2)See above about things not covered coming out of the central pot.
 
#17
mark1234 said:
MSI64 said:
So I pay for Me, my wife and my son even though we use the same amount of utilities as a single person??
If your wife son and you use the same as a single person you would pay the same, if you produce extra waste, and call the police when your cat goes missing you would pay more.

Simple. :D
Sorry was answering the post from demmashoes
 
#18
Why not replace it with a system where local government simply collects a yearly tariff for each residential property based on the nominal rental value of that property. And that money is ploughed into local infrastructure by local government on the old Tory principle that it is far more accountable than distant Westminster.

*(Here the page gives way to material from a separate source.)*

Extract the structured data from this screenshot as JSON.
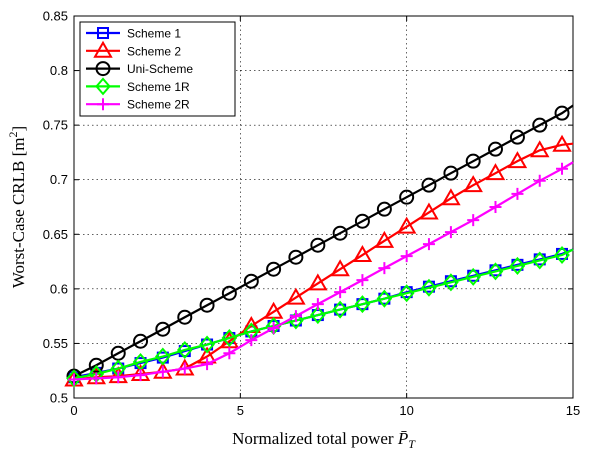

I know we could call it The Rates. Catchy isn't it.
 
#20
But who would run them? Are your potholes or broken lamppost to be reported to central Govt? Will it take fewer people to physically issue bus passes, and will the data be safer in Whitehall? Who will run the Registey Office? Process planning applications etc? Who would really get the push? A few posts might move from you council to a new Govt Dept (which will be housed where?) And how much additional work will be required to bid for central funds, set targets, follow latest policy fads on accountability etc? I see your aim; efficiency at the local level: but the proposed means - mass centralization - is not the answer.

I know schools aren't your thing, but the example of changing the relationship to the centre of locally provided services in education has had a mixed reaction at best and had not produced savings.